Heureusement, aujourd'hui, de nombreux dirigeants de ces partis l'ont compris et des négociations en vue de rassembler les forces libérales patriotes démocrates vont bon train, à quelques rares exceptions près…

Parmi celles-ci, nous retrouvons sans surprise l'ineffable Aldo Mungo qui, à peine relevé de la sévère déculottée encaissée aux élections, continue à exercer sa dictature, tel un bon "roi nègre". Refusant d'assumer la responsabilité de son fiasco électoral, Aldo Mungo entend donc "remettre de l'ordre" au sein de son parti en procédant à la réélection de ses dirigeants, sans toutefois risquer son poste de président, persuadé d'être le meilleur et de ne pas avoir de challenger…

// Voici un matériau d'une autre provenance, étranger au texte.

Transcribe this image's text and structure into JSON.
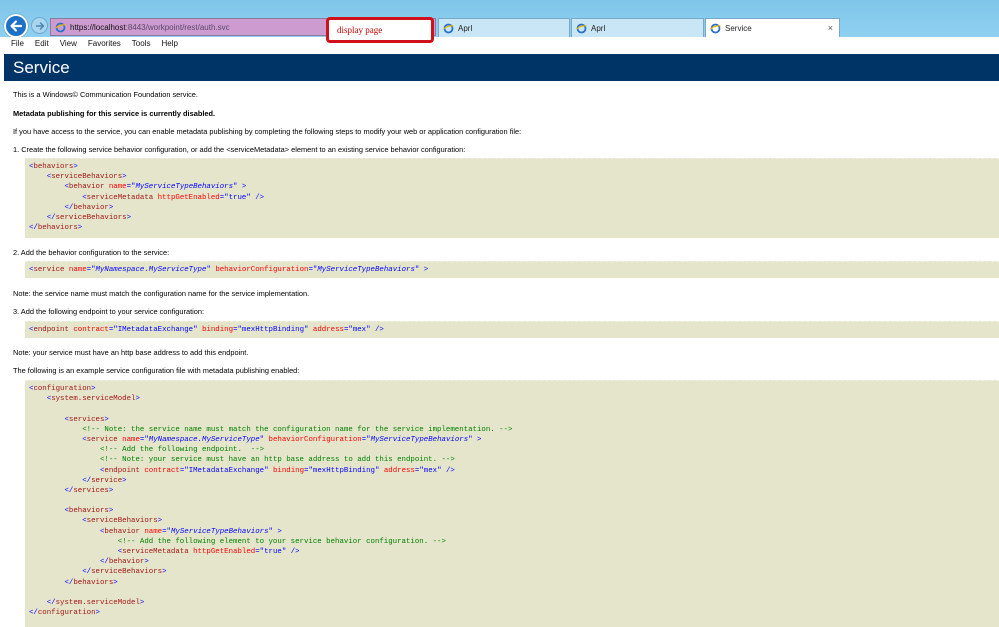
{
  "browser": {
    "address": {
      "host": "https://localhost",
      "rest": ":8443/workpoint/rest/auth.svc"
    },
    "callout_label": "display page",
    "tabs": [
      {
        "label": "Aprl"
      },
      {
        "label": "Aprl"
      },
      {
        "label": "Service",
        "close": "×"
      }
    ],
    "menu": [
      "File",
      "Edit",
      "View",
      "Favorites",
      "Tools",
      "Help"
    ]
  },
  "page": {
    "title": "Service",
    "intro": "This is a Windows© Communication Foundation service.",
    "disabled_note": "Metadata publishing for this service is currently disabled.",
    "access_note": "If you have access to the service, you can enable metadata publishing by completing the following steps to modify your web or application configuration file:",
    "step1": "1. Create the following service behavior configuration, or add the <serviceMetadata> element to an existing service behavior configuration:",
    "step2": "2. Add the behavior configuration to the service:",
    "note_name": "Note: the service name must match the configuration name for the service implementation.",
    "step3": "3. Add the following endpoint to your service configuration:",
    "note_base": "Note: your service must have an http base address to add this endpoint.",
    "example_intro": "The following is an example service configuration file with metadata publishing enabled:"
  },
  "code": {
    "block1": [
      [
        [
          "t",
          "<"
        ],
        [
          "e",
          "behaviors"
        ],
        [
          "t",
          ">"
        ]
      ],
      [
        [
          "",
          "    "
        ],
        [
          "t",
          "<"
        ],
        [
          "e",
          "serviceBehaviors"
        ],
        [
          "t",
          ">"
        ]
      ],
      [
        [
          "",
          "        "
        ],
        [
          "t",
          "<"
        ],
        [
          "e",
          "behavior "
        ],
        [
          "a",
          "name"
        ],
        [
          "t",
          "=\""
        ],
        [
          "vi",
          "MyServiceTypeBehaviors"
        ],
        [
          "t",
          "\" >"
        ]
      ],
      [
        [
          "",
          "            "
        ],
        [
          "t",
          "<"
        ],
        [
          "e",
          "serviceMetadata "
        ],
        [
          "a",
          "httpGetEnabled"
        ],
        [
          "t",
          "=\""
        ],
        [
          "v",
          "true"
        ],
        [
          "t",
          "\" />"
        ]
      ],
      [
        [
          "",
          "        "
        ],
        [
          "t",
          "</"
        ],
        [
          "e",
          "behavior"
        ],
        [
          "t",
          ">"
        ]
      ],
      [
        [
          "",
          "    "
        ],
        [
          "t",
          "</"
        ],
        [
          "e",
          "serviceBehaviors"
        ],
        [
          "t",
          ">"
        ]
      ],
      [
        [
          "t",
          "</"
        ],
        [
          "e",
          "behaviors"
        ],
        [
          "t",
          ">"
        ]
      ]
    ],
    "block2": [
      [
        [
          "t",
          "<"
        ],
        [
          "e",
          "service "
        ],
        [
          "a",
          "name"
        ],
        [
          "t",
          "=\""
        ],
        [
          "vi",
          "MyNamespace.MyServiceType"
        ],
        [
          "t",
          "\" "
        ],
        [
          "a",
          "behaviorConfiguration"
        ],
        [
          "t",
          "=\""
        ],
        [
          "vi",
          "MyServiceTypeBehaviors"
        ],
        [
          "t",
          "\" >"
        ]
      ]
    ],
    "block3": [
      [
        [
          "t",
          "<"
        ],
        [
          "e",
          "endpoint "
        ],
        [
          "a",
          "contract"
        ],
        [
          "t",
          "=\""
        ],
        [
          "v",
          "IMetadataExchange"
        ],
        [
          "t",
          "\" "
        ],
        [
          "a",
          "binding"
        ],
        [
          "t",
          "=\""
        ],
        [
          "v",
          "mexHttpBinding"
        ],
        [
          "t",
          "\" "
        ],
        [
          "a",
          "address"
        ],
        [
          "t",
          "=\""
        ],
        [
          "v",
          "mex"
        ],
        [
          "t",
          "\" />"
        ]
      ]
    ],
    "block4": [
      [
        [
          "t",
          "<"
        ],
        [
          "e",
          "configuration"
        ],
        [
          "t",
          ">"
        ]
      ],
      [
        [
          "",
          "    "
        ],
        [
          "t",
          "<"
        ],
        [
          "e",
          "system.serviceModel"
        ],
        [
          "t",
          ">"
        ]
      ],
      [
        [
          "",
          ""
        ]
      ],
      [
        [
          "",
          "        "
        ],
        [
          "t",
          "<"
        ],
        [
          "e",
          "services"
        ],
        [
          "t",
          ">"
        ]
      ],
      [
        [
          "",
          "            "
        ],
        [
          "c",
          "<!-- Note: the service name must match the configuration name for the service implementation. -->"
        ]
      ],
      [
        [
          "",
          "            "
        ],
        [
          "t",
          "<"
        ],
        [
          "e",
          "service "
        ],
        [
          "a",
          "name"
        ],
        [
          "t",
          "=\""
        ],
        [
          "vi",
          "MyNamespace.MyServiceType"
        ],
        [
          "t",
          "\" "
        ],
        [
          "a",
          "behaviorConfiguration"
        ],
        [
          "t",
          "=\""
        ],
        [
          "vi",
          "MyServiceTypeBehaviors"
        ],
        [
          "t",
          "\" >"
        ]
      ],
      [
        [
          "",
          "                "
        ],
        [
          "c",
          "<!-- Add the following endpoint.  -->"
        ]
      ],
      [
        [
          "",
          "                "
        ],
        [
          "c",
          "<!-- Note: your service must have an http base address to add this endpoint. -->"
        ]
      ],
      [
        [
          "",
          "                "
        ],
        [
          "t",
          "<"
        ],
        [
          "e",
          "endpoint "
        ],
        [
          "a",
          "contract"
        ],
        [
          "t",
          "=\""
        ],
        [
          "v",
          "IMetadataExchange"
        ],
        [
          "t",
          "\" "
        ],
        [
          "a",
          "binding"
        ],
        [
          "t",
          "=\""
        ],
        [
          "v",
          "mexHttpBinding"
        ],
        [
          "t",
          "\" "
        ],
        [
          "a",
          "address"
        ],
        [
          "t",
          "=\""
        ],
        [
          "v",
          "mex"
        ],
        [
          "t",
          "\" />"
        ]
      ],
      [
        [
          "",
          "            "
        ],
        [
          "t",
          "</"
        ],
        [
          "e",
          "service"
        ],
        [
          "t",
          ">"
        ]
      ],
      [
        [
          "",
          "        "
        ],
        [
          "t",
          "</"
        ],
        [
          "e",
          "services"
        ],
        [
          "t",
          ">"
        ]
      ],
      [
        [
          "",
          ""
        ]
      ],
      [
        [
          "",
          "        "
        ],
        [
          "t",
          "<"
        ],
        [
          "e",
          "behaviors"
        ],
        [
          "t",
          ">"
        ]
      ],
      [
        [
          "",
          "            "
        ],
        [
          "t",
          "<"
        ],
        [
          "e",
          "serviceBehaviors"
        ],
        [
          "t",
          ">"
        ]
      ],
      [
        [
          "",
          "                "
        ],
        [
          "t",
          "<"
        ],
        [
          "e",
          "behavior "
        ],
        [
          "a",
          "name"
        ],
        [
          "t",
          "=\""
        ],
        [
          "vi",
          "MyServiceTypeBehaviors"
        ],
        [
          "t",
          "\" >"
        ]
      ],
      [
        [
          "",
          "                    "
        ],
        [
          "c",
          "<!-- Add the following element to your service behavior configuration. -->"
        ]
      ],
      [
        [
          "",
          "                    "
        ],
        [
          "t",
          "<"
        ],
        [
          "e",
          "serviceMetadata "
        ],
        [
          "a",
          "httpGetEnabled"
        ],
        [
          "t",
          "=\""
        ],
        [
          "v",
          "true"
        ],
        [
          "t",
          "\" />"
        ]
      ],
      [
        [
          "",
          "                "
        ],
        [
          "t",
          "</"
        ],
        [
          "e",
          "behavior"
        ],
        [
          "t",
          ">"
        ]
      ],
      [
        [
          "",
          "            "
        ],
        [
          "t",
          "</"
        ],
        [
          "e",
          "serviceBehaviors"
        ],
        [
          "t",
          ">"
        ]
      ],
      [
        [
          "",
          "        "
        ],
        [
          "t",
          "</"
        ],
        [
          "e",
          "behaviors"
        ],
        [
          "t",
          ">"
        ]
      ],
      [
        [
          "",
          ""
        ]
      ],
      [
        [
          "",
          "    "
        ],
        [
          "t",
          "</"
        ],
        [
          "e",
          "system.serviceModel"
        ],
        [
          "t",
          ">"
        ]
      ],
      [
        [
          "t",
          "</"
        ],
        [
          "e",
          "configuration"
        ],
        [
          "t",
          ">"
        ]
      ]
    ]
  }
}
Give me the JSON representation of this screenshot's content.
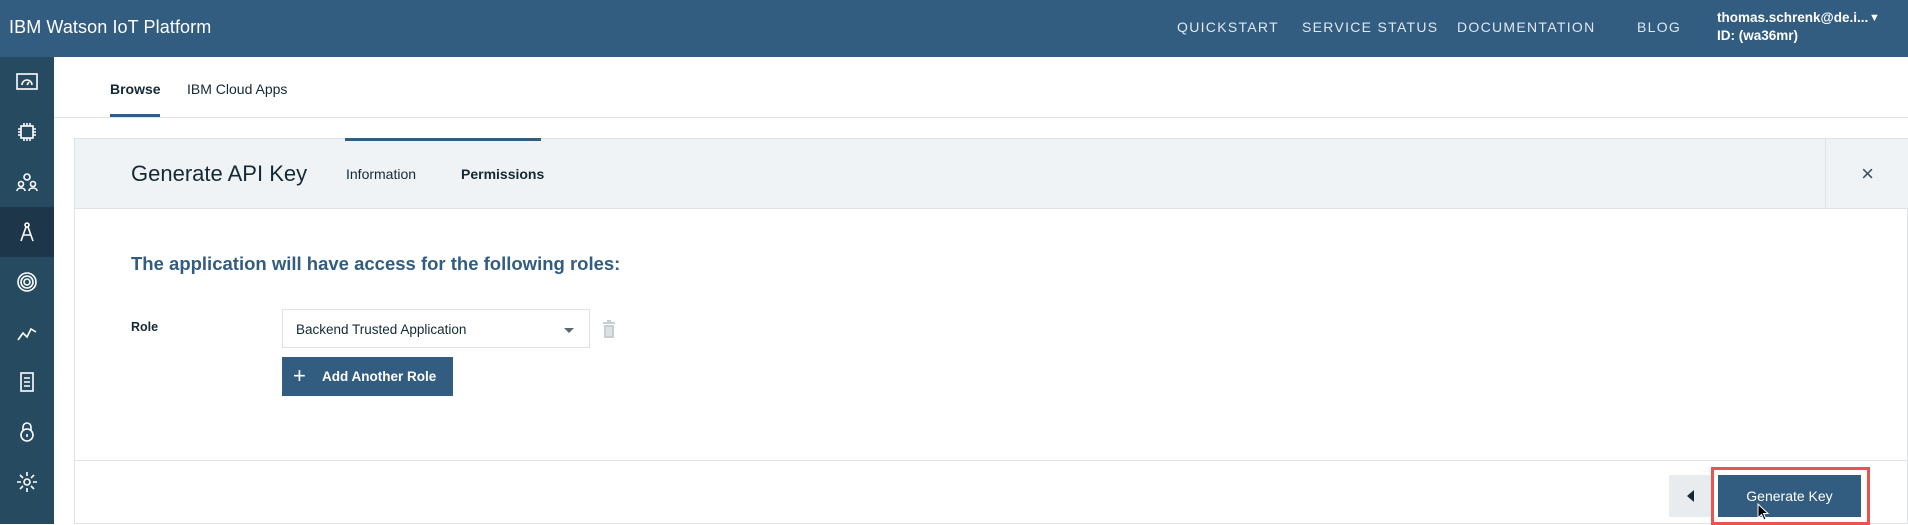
{
  "header": {
    "brand": "IBM Watson IoT Platform",
    "nav": [
      "QUICKSTART",
      "SERVICE STATUS",
      "DOCUMENTATION",
      "BLOG"
    ],
    "user_email": "thomas.schrenk@de.i...",
    "user_id": "ID: (wa36mr)"
  },
  "rail": {
    "icons": [
      "dashboard-icon",
      "devices-icon",
      "members-icon",
      "apps-icon",
      "rules-icon",
      "usage-icon",
      "extensions-icon",
      "security-icon",
      "settings-icon"
    ],
    "active_index": 3
  },
  "subtabs": {
    "items": [
      "Browse",
      "IBM Cloud Apps"
    ],
    "active_index": 0
  },
  "dialog": {
    "title": "Generate API Key",
    "steps": [
      "Information",
      "Permissions"
    ],
    "active_step": 1,
    "close_label": "×",
    "heading": "The application will have access for the following roles:",
    "role_label": "Role",
    "role_value": "Backend Trusted Application",
    "add_role_label": "Add Another Role",
    "add_role_icon": "+",
    "generate_label": "Generate Key"
  },
  "colors": {
    "header": "#325c80",
    "rail": "#264a60",
    "accent": "#325c80",
    "highlight": "#e8564b"
  }
}
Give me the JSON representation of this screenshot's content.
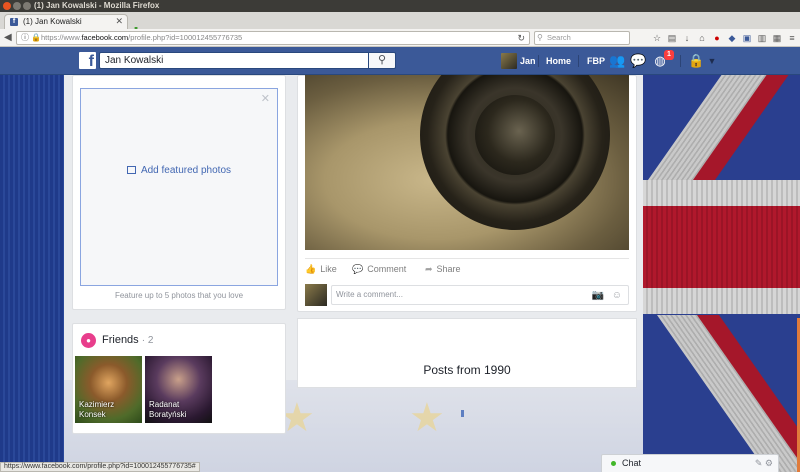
{
  "window": {
    "title": "(1) Jan Kowalski - Mozilla Firefox"
  },
  "browser": {
    "tab_label": "(1) Jan Kowalski",
    "url_prefix": "https://www.",
    "url_host": "facebook.com",
    "url_path": "/profile.php?id=100012455776735",
    "search_placeholder": "Search",
    "status_url": "https://www.facebook.com/profile.php?id=100012455776735#"
  },
  "fb_header": {
    "search_value": "Jan Kowalski",
    "profile_name": "Jan",
    "home_label": "Home",
    "page_label": "FBP",
    "notification_count": "1"
  },
  "featured": {
    "add_label": "Add featured photos",
    "caption": "Feature up to 5 photos that you love"
  },
  "friends": {
    "title": "Friends",
    "count": "· 2",
    "items": [
      {
        "first": "Kazimierz",
        "last": "Konsek"
      },
      {
        "first": "Radanat",
        "last": "Boratyński"
      }
    ]
  },
  "post": {
    "like_label": "Like",
    "comment_label": "Comment",
    "share_label": "Share",
    "comment_placeholder": "Write a comment..."
  },
  "timeline": {
    "posts_from": "Posts from 1990"
  },
  "chat": {
    "label": "Chat"
  },
  "colors": {
    "fb_blue": "#3b5998",
    "link_blue": "#4267b2",
    "notif_red": "#fa3e3e",
    "online_green": "#42b72a"
  }
}
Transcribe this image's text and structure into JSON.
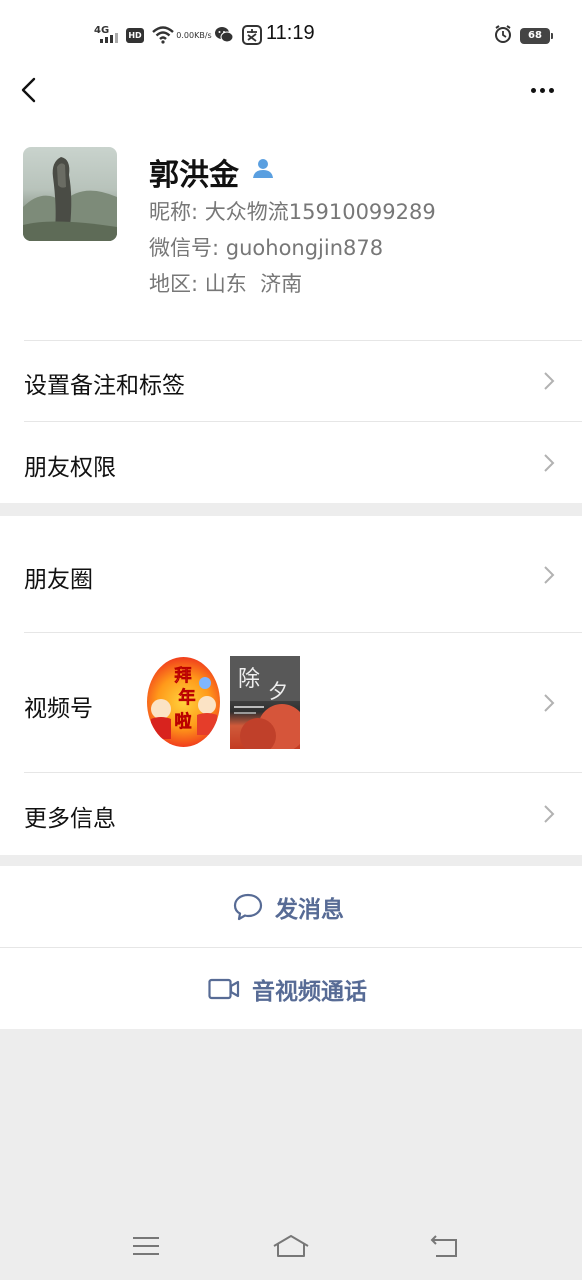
{
  "status_bar": {
    "network": "4G",
    "hd": "HD",
    "speed_value": "0.00",
    "speed_unit": "KB/s",
    "time": "11:19",
    "battery": "68"
  },
  "profile": {
    "name": "郭洪金",
    "nickname_label": "昵称:",
    "nickname": "大众物流15910099289",
    "wechat_id_label": "微信号:",
    "wechat_id": "guohongjin878",
    "region_label": "地区:",
    "region": "山东  济南"
  },
  "settings": {
    "remarks_tags": "设置备注和标签",
    "friend_permissions": "朋友权限"
  },
  "content": {
    "moments": "朋友圈",
    "channels": "视频号",
    "channel_thumb1_text": "拜年啦",
    "channel_thumb2_text": "除夕",
    "more_info": "更多信息"
  },
  "actions": {
    "send_message": "发消息",
    "video_call": "音视频通话"
  },
  "colors": {
    "link": "#576b95",
    "verify": "#5a9fe0",
    "background": "#ededed"
  }
}
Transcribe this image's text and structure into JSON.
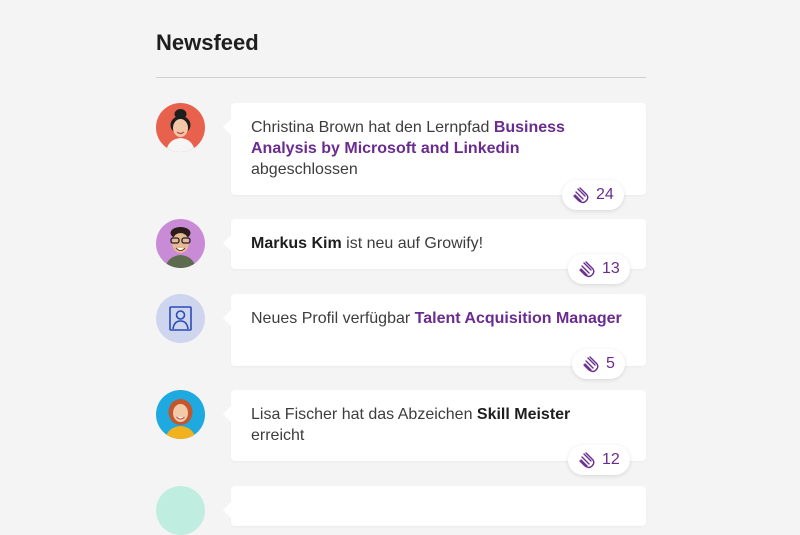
{
  "title": "Newsfeed",
  "items": [
    {
      "pre": "Christina Brown hat den Lernpfad ",
      "highlight": "Business Analysis by Microsoft and Linkedin",
      "post": " abgeschlossen",
      "claps": "24",
      "avatar": "woman-portrait-red"
    },
    {
      "pre": "",
      "highlight": "Markus Kim",
      "post": " ist neu auf Growify!",
      "claps": "13",
      "avatar": "man-portrait-purple"
    },
    {
      "pre": "Neues Profil verfügbar ",
      "highlight": "Talent Acquisition Manager",
      "post": "",
      "claps": "5",
      "avatar": "profile-icon"
    },
    {
      "pre": "Lisa Fischer hat das Abzeichen ",
      "highlight": "Skill Meister",
      "post": " erreicht",
      "claps": "12",
      "avatar": "woman-portrait-blue"
    }
  ],
  "colors": {
    "accent": "#6a2c8e",
    "avatar_red": "#e8614d",
    "avatar_purple": "#c98bd6",
    "avatar_profile": "#cdd6ee",
    "avatar_blue": "#1ea9e0",
    "avatar_mint": "#bfeee0"
  }
}
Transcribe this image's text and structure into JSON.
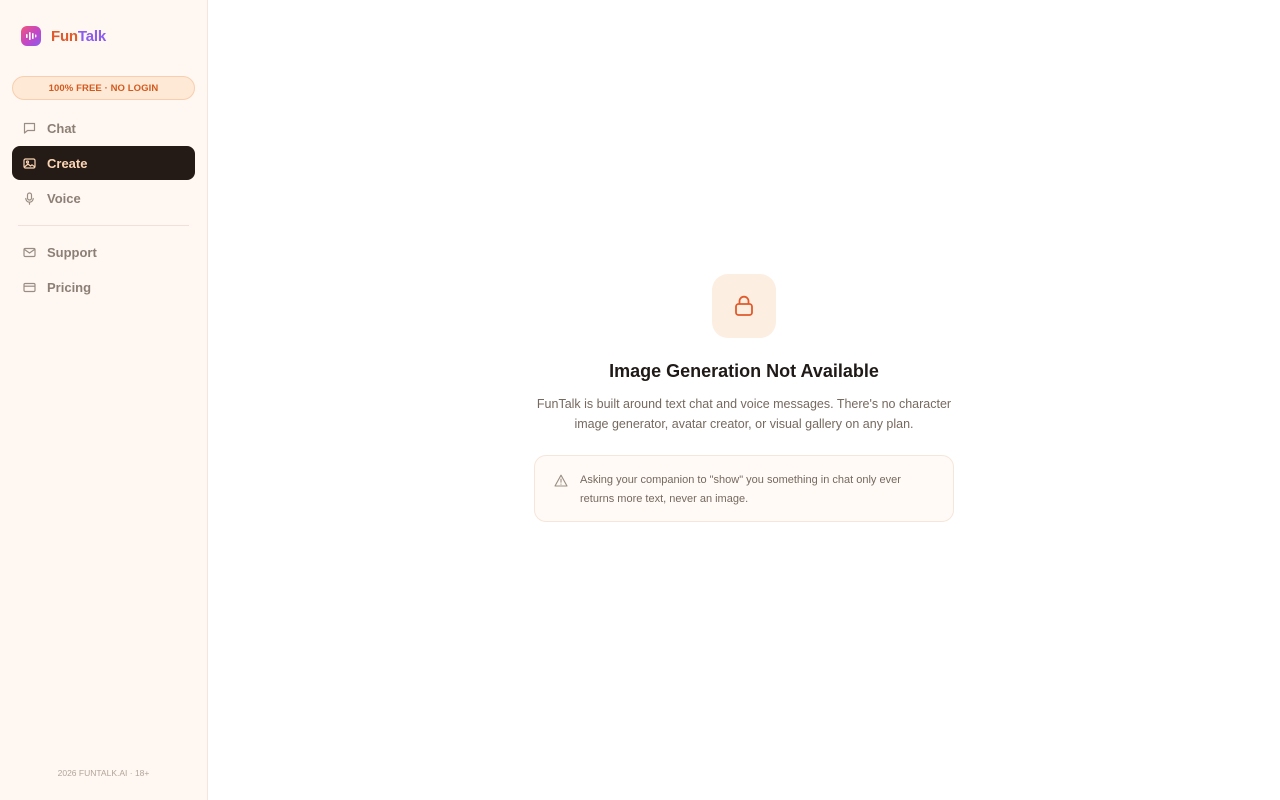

Erreur ! Il y en avait au moins un : Robert Wauthy.
Mais celui-ci n'eut même pas le temps de déposer sa candidature, car considérant cette opposition à son auguste personne comme un crime de lèse-majesté, Mungo eut vite fait de châtier l'effronté, l'excluant purement et simplement du parti, lui déniant tout droit de s'exprimer, accusant le candidat trop culotté d'être une taupe et un traître…

Les autres ont compris : il n'y aura pas d'autres candidats.

Alors que deux mois avant les élections, les sondages créditaient La Droite de plus de 3,5 % d'intentions de votes, à la sortie des urnes, les résultats sont tombés, implacables, ne laissant à La Droite qu'à peine un tiers des résultats pronostiqués…

Pourquoi une telle dégringolade ? Que s'est-il donc passé ?

Egaré dans son monde de trolls et de taupes, Aldo Mungo a dépensé toute son énergie à chercher les moyens d'abattre son ancien ami, Mischaël Modrikamen, devenu sa bête noire. En effet, le président de La Droite accuse celui du Parti Populaire d'avoir divulgué dans les médias son implication dans des affaires louches touchant au commerce pornographique…

Et puis, il y eut l'affaire Laurent Louis…

Dans sa conférence de presse du 14 avril 2013, s'exprimant sur les possibilités d'alliance avec d'autres partis, Aldo Mungo déclarait haut et fort, la main sur le cœur : "… Le seul avec qui l’on ne parlera pas, c’est Laurent Louis!…»". Belle déclaration…
Et pourtant…
Deux semaines avant les élections, Aldo Mungo va commettre l'impardonnable : il passe un accord électoral avec Laurent Louis sur la région bruxelloise au grand dam des responsables et autres membres de La Droite, lesquels n'ont pas été consultés ni même informés des démarches traîtresses et suicidaires de leur président.
Trahissant une fois encore les principes libéraux et démocratiques de son parti, Aldo Mungo, inspiré par les systèmes politiques en vogue dans les républiques bananières, a appliqué sa méthode personnelle de démocratie "C'est moi le chef, c'est moi qui décide !". Il a donc décidé seul, signant l'accord avec l'infâme Laurent Louis, réduisant ainsi à néant les efforts fournis par ses courageux militants pendant la campagne électorale.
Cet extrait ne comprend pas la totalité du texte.